Caso o requerimento administrativo e o implemento da idade mínima tenham ocorrido antes de 31-8-1994 (data da publicação da Medida Provisória nº 598, que alterou a redação original do art. 143 referido, posteriormente convertida na Lei nº 9.063/95), o segurado deve comprovar o exercício de atividade rural, anterior ao requerimento, por um período de 5 anos (60 meses), não se aplicando a tabela do art. 142 da Lei n° 8.213/91.

A disposição contida no art. 143 da Lei 8.213, no sentido de que o exercício da atividade rural deve ser comprovado no período imediatamente anterior ao requerimento do benefício, deve ser interpretada em favor do segurado; ou seja, tal regra atende àquelas situações em que ao segurado é mais fácil ou conveniente a comprovação do exercício do labor rural no período imediatamente anterior ao requerimento administrativo, mas sua aplicação deve ser temperada em função do disposto no art. 102, §1º, da Lei de Benefícios e, principalmente, em atenção ao princípio do direito adquirido, como visto acima.

O benefício de aposentadoria por idade rural será devido a partir da data do requerimento administrativo; ou, inexistente este, da data do ajuizamento da ação, conforme modulação contida no julgamento do RE 631.240.

Atividade rural

O tempo de serviço rural pode ser comprovado mediante a produção de início de prova material, complementada por prova testemunhal idônea - quando necessária ao preenchimento de eventuais lacunas - não sendo esta admitida exclusivamente, salvo caso fortuito ou força maior. Tudo conforme o art. 55, § 3º, da Lei n.º 8.213/91 e reafirmado na Súmula n.º 149 do STJ ("A prova exclusivamente testemunhal não basta à comprovação da atividade rurícola, para efeito da obtenção de benefício previdenciário).

Nesse contexto probatório: (a) a lista dos meios de comprovação do exercício da atividade rural (art. 106 da Lei de Benefícios) é exemplificativa, em face do princípio da proteção social adequada, decorrente do art. 194 da Constituição da República de 1988; (b) não se exige prova documental plena da atividade rural em relação a todos os anos integrantes do período correspondente à carência, sendo suficientes documentos que, juntamente com a prova oral, possibilitem juízo conclusivo quanto ao período de labor rural exercido; (c) certidões da vida civil são hábeis a constituir início probatório da atividade rural da parte autora (REsp n.º 980.065/SP, DJU, Seção 1, 17-12-2007; REsp n.º 637.437/PB, DJU, Seção 1, de 13-09-2004; REsp n.º 1.321.493-PR, DJe em 19-12-2012, submetido à sistemática dos recursos repetitivos.); (d) quanto à contemporaneidade da prova material, inexiste justificativa legal, portanto, para que se exija tal prova contemporânea ao período de carência, por implicar exigência administrativa indevida, impondo limites que não foram estabelecidos pelo legislador.

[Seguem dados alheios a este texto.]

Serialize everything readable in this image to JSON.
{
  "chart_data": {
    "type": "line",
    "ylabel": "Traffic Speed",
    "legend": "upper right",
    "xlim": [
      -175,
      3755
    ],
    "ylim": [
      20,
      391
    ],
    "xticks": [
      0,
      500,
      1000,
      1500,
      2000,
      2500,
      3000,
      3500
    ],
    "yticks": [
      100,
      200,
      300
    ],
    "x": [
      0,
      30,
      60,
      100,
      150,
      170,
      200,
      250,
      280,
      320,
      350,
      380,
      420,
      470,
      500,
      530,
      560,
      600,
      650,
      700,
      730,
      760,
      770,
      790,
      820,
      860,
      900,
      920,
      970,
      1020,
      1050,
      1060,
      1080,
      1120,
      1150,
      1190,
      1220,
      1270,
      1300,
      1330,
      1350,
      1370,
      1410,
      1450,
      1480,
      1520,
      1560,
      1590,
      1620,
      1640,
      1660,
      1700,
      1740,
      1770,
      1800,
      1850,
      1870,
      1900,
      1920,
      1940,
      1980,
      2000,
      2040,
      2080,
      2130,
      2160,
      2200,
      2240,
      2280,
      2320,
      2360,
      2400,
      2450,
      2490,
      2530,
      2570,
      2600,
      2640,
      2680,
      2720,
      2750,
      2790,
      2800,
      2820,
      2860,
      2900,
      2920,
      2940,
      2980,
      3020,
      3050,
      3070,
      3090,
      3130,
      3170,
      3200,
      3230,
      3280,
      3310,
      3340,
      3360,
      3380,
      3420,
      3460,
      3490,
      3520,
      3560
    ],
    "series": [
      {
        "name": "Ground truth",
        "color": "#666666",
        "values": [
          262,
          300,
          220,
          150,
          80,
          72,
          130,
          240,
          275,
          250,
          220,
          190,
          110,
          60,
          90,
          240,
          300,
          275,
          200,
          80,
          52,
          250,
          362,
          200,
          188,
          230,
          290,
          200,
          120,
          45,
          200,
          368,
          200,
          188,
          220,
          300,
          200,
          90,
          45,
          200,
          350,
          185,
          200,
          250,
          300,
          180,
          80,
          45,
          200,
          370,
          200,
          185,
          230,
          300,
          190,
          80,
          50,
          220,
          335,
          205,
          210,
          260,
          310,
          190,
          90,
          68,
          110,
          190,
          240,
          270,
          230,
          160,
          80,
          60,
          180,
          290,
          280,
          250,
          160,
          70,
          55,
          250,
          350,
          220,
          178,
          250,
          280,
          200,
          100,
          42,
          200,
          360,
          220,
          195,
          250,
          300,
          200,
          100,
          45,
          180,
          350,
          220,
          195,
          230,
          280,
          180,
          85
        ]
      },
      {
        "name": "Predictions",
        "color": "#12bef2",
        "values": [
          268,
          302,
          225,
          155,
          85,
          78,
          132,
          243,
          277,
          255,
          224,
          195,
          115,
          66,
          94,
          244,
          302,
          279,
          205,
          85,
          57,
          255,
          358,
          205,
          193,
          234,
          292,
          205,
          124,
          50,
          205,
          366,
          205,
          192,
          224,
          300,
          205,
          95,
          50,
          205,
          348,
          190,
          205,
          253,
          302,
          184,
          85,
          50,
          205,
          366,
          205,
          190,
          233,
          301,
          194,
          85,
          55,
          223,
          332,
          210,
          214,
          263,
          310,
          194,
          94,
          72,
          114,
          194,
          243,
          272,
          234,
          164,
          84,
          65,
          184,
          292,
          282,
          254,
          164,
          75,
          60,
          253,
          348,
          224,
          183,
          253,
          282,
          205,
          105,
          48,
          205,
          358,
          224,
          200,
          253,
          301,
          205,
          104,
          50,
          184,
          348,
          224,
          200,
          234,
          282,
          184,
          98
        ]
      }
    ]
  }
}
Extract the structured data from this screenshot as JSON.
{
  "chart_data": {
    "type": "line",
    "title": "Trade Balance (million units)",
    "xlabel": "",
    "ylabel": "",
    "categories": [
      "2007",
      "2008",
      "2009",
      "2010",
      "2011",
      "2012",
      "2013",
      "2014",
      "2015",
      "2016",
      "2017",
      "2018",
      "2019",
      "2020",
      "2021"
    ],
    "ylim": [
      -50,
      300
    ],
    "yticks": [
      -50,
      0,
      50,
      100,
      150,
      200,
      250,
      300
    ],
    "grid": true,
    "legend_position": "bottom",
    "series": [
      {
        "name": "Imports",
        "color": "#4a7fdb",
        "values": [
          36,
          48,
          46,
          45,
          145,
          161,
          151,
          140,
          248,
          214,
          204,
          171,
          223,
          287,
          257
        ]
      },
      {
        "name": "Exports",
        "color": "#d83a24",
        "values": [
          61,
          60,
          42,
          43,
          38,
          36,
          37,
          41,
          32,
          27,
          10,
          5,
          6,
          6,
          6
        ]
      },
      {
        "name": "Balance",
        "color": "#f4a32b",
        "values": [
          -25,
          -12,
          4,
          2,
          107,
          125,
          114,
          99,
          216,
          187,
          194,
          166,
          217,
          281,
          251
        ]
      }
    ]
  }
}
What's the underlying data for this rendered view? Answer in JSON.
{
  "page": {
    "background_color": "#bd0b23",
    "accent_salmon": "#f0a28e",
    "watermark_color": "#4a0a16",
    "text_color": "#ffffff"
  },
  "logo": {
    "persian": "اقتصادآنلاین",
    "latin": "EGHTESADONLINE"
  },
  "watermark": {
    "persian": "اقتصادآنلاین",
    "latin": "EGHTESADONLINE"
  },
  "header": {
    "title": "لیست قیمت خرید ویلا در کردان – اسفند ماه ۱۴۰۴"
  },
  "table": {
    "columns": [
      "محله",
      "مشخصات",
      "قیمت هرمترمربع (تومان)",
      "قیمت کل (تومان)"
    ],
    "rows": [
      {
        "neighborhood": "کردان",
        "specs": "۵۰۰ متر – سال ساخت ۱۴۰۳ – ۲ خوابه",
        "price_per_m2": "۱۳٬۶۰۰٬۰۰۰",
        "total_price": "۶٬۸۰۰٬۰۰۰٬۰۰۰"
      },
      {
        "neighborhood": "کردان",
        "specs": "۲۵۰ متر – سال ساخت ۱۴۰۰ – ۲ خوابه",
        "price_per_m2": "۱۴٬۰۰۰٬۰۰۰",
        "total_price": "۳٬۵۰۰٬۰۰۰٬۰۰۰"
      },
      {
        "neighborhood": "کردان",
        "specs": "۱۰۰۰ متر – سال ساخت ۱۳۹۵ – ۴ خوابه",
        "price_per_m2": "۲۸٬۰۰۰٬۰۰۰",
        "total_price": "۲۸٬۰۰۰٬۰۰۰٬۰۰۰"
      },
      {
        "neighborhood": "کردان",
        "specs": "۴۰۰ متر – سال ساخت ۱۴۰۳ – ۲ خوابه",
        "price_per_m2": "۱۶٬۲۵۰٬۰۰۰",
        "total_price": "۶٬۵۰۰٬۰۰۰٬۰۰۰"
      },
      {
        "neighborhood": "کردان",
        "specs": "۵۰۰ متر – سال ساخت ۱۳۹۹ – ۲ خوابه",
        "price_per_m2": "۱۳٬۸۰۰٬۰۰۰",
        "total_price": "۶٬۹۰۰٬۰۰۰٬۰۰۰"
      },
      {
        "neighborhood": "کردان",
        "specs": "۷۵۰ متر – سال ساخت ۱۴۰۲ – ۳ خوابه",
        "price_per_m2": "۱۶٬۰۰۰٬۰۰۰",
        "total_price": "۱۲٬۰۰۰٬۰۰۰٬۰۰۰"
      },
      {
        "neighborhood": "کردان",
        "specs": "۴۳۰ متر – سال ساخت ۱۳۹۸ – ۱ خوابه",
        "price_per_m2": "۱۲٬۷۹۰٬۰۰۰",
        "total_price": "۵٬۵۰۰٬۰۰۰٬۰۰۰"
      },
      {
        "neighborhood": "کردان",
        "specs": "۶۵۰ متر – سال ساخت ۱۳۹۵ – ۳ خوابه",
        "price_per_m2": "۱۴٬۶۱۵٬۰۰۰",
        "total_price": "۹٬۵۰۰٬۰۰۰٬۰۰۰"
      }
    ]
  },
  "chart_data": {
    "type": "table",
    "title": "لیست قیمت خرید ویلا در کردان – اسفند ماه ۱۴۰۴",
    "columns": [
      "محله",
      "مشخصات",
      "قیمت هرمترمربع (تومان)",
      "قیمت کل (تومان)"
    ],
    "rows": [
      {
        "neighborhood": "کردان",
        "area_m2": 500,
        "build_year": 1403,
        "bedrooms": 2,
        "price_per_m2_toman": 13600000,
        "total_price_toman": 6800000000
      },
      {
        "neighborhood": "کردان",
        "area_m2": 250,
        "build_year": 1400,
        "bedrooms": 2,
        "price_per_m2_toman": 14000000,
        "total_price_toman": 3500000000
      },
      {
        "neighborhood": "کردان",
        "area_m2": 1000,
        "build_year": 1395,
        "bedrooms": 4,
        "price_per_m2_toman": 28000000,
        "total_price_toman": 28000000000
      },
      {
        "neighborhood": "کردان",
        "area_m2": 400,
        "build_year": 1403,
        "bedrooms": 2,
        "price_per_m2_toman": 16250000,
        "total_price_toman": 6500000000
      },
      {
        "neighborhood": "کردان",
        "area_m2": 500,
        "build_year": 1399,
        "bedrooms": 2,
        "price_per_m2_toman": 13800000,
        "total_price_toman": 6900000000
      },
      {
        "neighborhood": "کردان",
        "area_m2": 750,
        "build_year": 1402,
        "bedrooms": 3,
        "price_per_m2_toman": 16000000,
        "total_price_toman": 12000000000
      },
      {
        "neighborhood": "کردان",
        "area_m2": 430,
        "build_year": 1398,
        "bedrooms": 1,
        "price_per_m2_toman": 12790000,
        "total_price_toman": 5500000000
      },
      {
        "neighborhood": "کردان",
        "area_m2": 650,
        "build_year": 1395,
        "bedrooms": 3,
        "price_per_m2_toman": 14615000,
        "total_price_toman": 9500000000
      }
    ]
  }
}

As certidões da vida civil, documentos admitidos de modo uníssono pela jurisprudência como início probatório de atividade rural, no mais das vezes, registram fatos muito anteriores à implementação da idade de 55 ou 60 anos, e fora dos prazos constantes do art. 142 da Lei 8.213/91. O período de carência, em se tratando de aposentadoria por idade rural, correspondente a estágio da vida do trabalhador em que os atos da vida passíveis de registro cartorário, tais como casar, ter filhos, prestar serviço militar, ou inscrever-se como eleitor, foram praticados muito antes do início do marco para a contagem da carência prevista para tal benefício.

Nesse sentido, a consideração de certidões é fixada expressamente como orientação pelo Superior Tribunal de Justiça (STJ, 3ª Seção, REsp 1.321.493-PR, procedimento dos recurso repetitivos, j.10/10/2012). Concluiu-se imprescindível a prova material para fins previdenciários, ainda que o labor tenha sido exercido à margem da formalidade, cabendo às instâncias ordinárias a verificação da condição de trabalhador:

"E, nesse aspecto, por mais que o trabalho seja informal, é assente na jurisprudência desta Corte que há incontáveis possibilidades probatórias de natureza material. Por exemplo, ainda que o trabalho tenha sido informal, constatando-se que o segurado tem filhos ou é casado, devem ser juntadas certidões de casamento e de nascimento, o que deve ser averiguado pelas instâncias ordinárias."

De todo o exposto, consideradas as notórias e por vezes insuperáveis dificuldades probatórias do segurado especial, é dispensável a apresentação de prova documental de todo o período, desde que o início de prova material seja consubstanciado por prova testemunhal, nada impedindo que sejam contemplados os documentos extemporâneos ou emitidos em período próximo ao controverso, desde que levem a supor a continuidade da atividade rural.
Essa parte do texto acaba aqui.